The Bible includes a profound and robust theology of Sabbath which, as the writer of Hebrews says, we enter by faith. And pardon the pun, we need to work at it to live it. This is not the work of survival in this world, nor is it works righteousness, but the work of faith. It is akin to the beginning of Peter's second letter. He writes that God has given us everything we need for a godly life and a host of great and precious promises too boot. Because we have all these things, we should make every effort to add to our faith goodness, knowledge, etc. The abundant life that Jesus gives us needs to be learned.

Likewise, Sabbath rest is a gift God gives, like the land of promise in the Old Testament. Yet, it is also something we need to enter by faith and work for, just as the Israelites had to defeat their enemies before they could settle into the land and enjoy its fruits. Sabbath is more than just a day free from the frenetic pace of modern life. It is a way of life in which "every day of my life I rest from my evil ways, let the Lord work in me through his Spirit, and so begin already in this life the eternal Sabbath" (Heidelberg Catechism A 103).

Psalm 92, "a psalm for the Sabbath day" (NIV heading) shows us the way. The work of Sabbath faith begins and ends with declaring the love and faithfulness of God. This is what Eugene Peterson called "unselfing". It's the difficult spiritual work of getting ourselves off the throne of our lives and allowing God to sit there. With resolve, we refuse to make live about ourselves, rather, we set out to pursue the kingdom of God.

Sabbath is a discipline equipping us to think about the direction of our lives. It reminds us that creation ended with Sabbath, Sabbath were interrupted by human rebellion, yet history will culminate in the eternal Sabbath. Our practice of Sabbath should usher us into this grand story that God is directing. It is the discipline of passing back to God the conductor's baton of our lives.

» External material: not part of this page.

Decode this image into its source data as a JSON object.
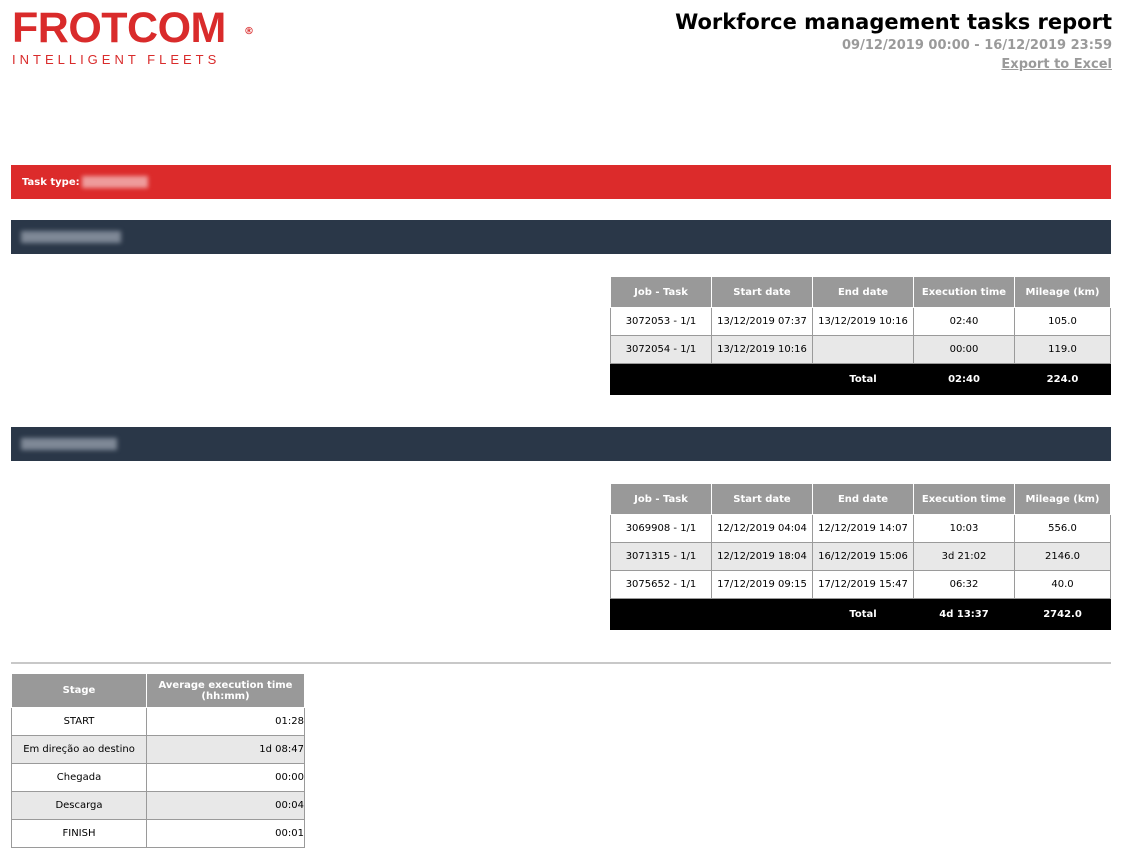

Better than anything else, it helps us appreciate and understand what all our living is for. Put simply, Sabbath discipline introduces us to God's own ways of joy and delight. As Peter says, we are given everything we need to experience the divine life of love and peace.

Celebrating these attributes of God does not guarantee a life free of hardship and pain and stress. No. We are declaring by faith that God's work and providential care of this world, and of us his children, goes well beyond what we can see and experience. Sabbath is the discipline of learning to trust in this God and to live in hope of what we cannot yet see.

As you journey on, receive Jesus' invitation into this rest:

Come to me, all you who are weary and burdened, and I will give you rest. Take my yoke upon you and learn from me, for I am gentle and humble in heart, and you will find rest for your souls (Matthew 11:28-29).